Nanoplastics Enhance Florfenicol Toxicity through Disturbing Detoxification and Metabolic Processes in Nematodes
Abstract
Nanoplastics (NPs) and antibiotics are ubiquitous contaminants that frequently coexist and undergo interactions in various environments. While their combined toxicity is known to depend on NPs physicochemical properties, the mechanistic basis of their toxicological interactions, particularly how surface charge and particle size modulate combined effects, remains unclear. Using Caenorhabditis elegans as a model, we investigated the combined toxicity of florfenicol (FF) with four polystyrene nanoplastics (PS-NPs) differing in size (100 nm (PS-100) and 500 nm (PS-500)) and surface modification (-NH2 (PS-NH2) and -COOH (PS-COOH)), and the mechanisms were explained through integrated analyses of bioaccumulation, detoxification gene expression, and metabolic homeostasis.
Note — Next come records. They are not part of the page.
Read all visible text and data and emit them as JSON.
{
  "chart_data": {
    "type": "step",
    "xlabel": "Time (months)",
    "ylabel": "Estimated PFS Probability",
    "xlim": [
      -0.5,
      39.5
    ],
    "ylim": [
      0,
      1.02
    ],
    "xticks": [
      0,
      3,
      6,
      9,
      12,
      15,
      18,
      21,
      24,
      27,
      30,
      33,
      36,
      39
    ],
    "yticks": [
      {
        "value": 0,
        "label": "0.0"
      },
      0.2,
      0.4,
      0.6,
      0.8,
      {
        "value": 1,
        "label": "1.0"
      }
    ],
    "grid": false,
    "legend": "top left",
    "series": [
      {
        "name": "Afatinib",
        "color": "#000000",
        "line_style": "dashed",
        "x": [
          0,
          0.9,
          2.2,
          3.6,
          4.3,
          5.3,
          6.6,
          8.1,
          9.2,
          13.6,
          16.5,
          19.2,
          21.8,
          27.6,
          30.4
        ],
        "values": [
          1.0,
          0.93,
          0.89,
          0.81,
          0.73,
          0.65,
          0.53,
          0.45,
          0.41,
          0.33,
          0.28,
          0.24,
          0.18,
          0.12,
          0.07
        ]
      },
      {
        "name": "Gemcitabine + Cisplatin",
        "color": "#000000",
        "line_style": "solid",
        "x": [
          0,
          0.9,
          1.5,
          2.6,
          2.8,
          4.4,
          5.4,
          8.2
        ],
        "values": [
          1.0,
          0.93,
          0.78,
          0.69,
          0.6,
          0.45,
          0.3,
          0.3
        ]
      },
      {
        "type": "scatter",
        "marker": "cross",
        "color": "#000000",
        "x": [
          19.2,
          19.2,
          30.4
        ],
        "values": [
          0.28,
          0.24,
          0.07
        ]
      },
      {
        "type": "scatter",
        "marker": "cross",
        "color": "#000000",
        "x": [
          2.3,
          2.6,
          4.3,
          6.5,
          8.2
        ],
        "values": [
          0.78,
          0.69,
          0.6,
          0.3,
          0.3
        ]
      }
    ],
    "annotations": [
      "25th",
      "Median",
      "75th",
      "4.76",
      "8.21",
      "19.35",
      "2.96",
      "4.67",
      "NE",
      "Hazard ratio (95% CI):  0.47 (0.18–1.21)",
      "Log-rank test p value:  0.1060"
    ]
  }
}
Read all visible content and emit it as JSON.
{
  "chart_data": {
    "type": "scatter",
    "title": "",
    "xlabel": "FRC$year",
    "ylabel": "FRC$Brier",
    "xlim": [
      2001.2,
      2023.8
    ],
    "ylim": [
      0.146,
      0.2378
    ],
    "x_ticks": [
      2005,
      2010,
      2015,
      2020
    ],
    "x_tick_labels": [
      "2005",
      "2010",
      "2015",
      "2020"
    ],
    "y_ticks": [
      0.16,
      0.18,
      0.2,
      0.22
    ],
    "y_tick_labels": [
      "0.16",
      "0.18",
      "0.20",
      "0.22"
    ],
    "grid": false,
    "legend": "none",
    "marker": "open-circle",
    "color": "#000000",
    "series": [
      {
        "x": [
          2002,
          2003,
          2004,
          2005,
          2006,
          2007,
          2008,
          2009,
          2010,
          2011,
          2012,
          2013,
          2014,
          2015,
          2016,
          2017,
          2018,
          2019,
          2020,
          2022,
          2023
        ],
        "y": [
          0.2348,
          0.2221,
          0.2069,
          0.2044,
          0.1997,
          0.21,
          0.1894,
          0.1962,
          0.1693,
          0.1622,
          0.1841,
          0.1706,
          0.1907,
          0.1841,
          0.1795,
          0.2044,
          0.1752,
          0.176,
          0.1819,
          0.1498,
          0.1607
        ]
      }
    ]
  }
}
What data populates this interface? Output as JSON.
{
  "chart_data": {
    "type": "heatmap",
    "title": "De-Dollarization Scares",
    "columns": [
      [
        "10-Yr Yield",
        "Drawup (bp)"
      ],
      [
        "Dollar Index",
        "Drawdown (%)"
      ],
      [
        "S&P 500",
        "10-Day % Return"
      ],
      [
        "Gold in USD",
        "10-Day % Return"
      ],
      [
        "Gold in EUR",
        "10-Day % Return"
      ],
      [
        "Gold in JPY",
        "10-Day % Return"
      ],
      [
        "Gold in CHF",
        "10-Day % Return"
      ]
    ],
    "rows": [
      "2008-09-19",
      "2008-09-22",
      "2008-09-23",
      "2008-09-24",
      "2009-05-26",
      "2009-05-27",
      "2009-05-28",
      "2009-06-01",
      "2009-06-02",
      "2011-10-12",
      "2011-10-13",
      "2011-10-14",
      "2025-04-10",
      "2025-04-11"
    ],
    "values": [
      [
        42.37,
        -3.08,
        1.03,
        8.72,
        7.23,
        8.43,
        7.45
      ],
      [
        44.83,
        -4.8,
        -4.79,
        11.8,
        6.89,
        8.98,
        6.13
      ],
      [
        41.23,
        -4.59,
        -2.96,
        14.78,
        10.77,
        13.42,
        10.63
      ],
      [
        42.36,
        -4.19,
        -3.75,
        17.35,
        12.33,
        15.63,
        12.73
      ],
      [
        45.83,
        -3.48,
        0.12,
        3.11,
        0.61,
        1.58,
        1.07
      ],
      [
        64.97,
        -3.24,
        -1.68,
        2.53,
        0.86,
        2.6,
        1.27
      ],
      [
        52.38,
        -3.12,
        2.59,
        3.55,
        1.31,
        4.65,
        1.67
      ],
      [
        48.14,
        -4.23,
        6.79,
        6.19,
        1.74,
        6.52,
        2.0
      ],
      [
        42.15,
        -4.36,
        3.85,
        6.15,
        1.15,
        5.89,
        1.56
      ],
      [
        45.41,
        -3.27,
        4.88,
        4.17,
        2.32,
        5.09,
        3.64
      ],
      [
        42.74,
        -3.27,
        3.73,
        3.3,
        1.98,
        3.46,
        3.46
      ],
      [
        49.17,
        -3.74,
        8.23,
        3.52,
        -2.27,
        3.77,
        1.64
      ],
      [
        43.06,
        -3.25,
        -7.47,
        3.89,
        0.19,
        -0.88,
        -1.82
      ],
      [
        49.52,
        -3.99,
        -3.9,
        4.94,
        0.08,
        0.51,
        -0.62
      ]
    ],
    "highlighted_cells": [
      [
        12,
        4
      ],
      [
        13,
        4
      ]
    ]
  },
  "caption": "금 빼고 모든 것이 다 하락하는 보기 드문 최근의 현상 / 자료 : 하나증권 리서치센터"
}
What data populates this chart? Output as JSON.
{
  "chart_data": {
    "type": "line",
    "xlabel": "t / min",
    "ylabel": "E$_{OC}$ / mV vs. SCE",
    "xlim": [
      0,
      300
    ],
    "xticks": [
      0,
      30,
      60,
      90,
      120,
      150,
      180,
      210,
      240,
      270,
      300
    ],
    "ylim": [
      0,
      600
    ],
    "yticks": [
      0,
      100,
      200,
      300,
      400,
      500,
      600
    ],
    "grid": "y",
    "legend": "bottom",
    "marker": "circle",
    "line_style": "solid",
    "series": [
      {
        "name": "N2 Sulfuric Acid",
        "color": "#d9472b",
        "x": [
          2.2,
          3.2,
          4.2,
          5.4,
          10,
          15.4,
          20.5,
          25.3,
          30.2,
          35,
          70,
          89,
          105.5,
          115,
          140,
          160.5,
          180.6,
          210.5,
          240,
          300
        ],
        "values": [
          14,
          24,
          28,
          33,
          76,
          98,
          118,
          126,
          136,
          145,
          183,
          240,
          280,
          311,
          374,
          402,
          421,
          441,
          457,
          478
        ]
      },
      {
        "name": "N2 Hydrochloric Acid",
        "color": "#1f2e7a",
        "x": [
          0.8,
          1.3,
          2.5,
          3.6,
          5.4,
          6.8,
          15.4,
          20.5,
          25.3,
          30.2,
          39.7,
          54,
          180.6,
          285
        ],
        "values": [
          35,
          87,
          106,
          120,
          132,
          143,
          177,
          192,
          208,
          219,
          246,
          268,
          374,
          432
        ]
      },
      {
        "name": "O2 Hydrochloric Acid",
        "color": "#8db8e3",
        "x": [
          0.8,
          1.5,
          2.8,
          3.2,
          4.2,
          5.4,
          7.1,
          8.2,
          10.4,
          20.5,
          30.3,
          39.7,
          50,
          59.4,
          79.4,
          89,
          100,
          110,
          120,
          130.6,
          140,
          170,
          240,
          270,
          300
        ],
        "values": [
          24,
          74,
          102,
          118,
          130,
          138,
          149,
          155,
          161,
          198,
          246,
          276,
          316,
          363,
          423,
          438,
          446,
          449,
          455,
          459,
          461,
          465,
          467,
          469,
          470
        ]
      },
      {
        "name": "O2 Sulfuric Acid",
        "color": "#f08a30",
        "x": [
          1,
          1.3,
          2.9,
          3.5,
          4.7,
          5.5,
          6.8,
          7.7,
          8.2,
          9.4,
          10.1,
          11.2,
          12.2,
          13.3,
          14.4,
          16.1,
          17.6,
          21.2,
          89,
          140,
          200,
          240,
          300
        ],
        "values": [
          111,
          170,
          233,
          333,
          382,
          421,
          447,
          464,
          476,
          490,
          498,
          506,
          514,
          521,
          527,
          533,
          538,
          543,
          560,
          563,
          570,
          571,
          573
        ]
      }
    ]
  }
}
The results revealed that while the NP coexposures did not significantly alter analyte bioaccumulation in C. elegans, they suppressed detoxification genes, with PS-100 and PS-NH2 causing more severe dysfunction than PS-500 or PS-COOH. Metabolomics perturbations in the combined exposures were 2.12- to 4.86-fold greater than the FF exposure alone, with different NPs exacerbating oxidative stress and toxicity via divergent metabolic pathway disruptions. Building upon these transcriptomic and metabolomic mechanisms, the positively-charged PS-NH2 and smaller-sized PS-100 amplified FF toxicity, as quantified through both survival rate and body length reductions, more than their negatively-charged (PS-COOH) and larger-sized (PS-500) counterparts. The findings advance mechanistic understanding of NP-antibiotic interactions, supporting evidence-based environmental risk assessment of co-occurring pollutants.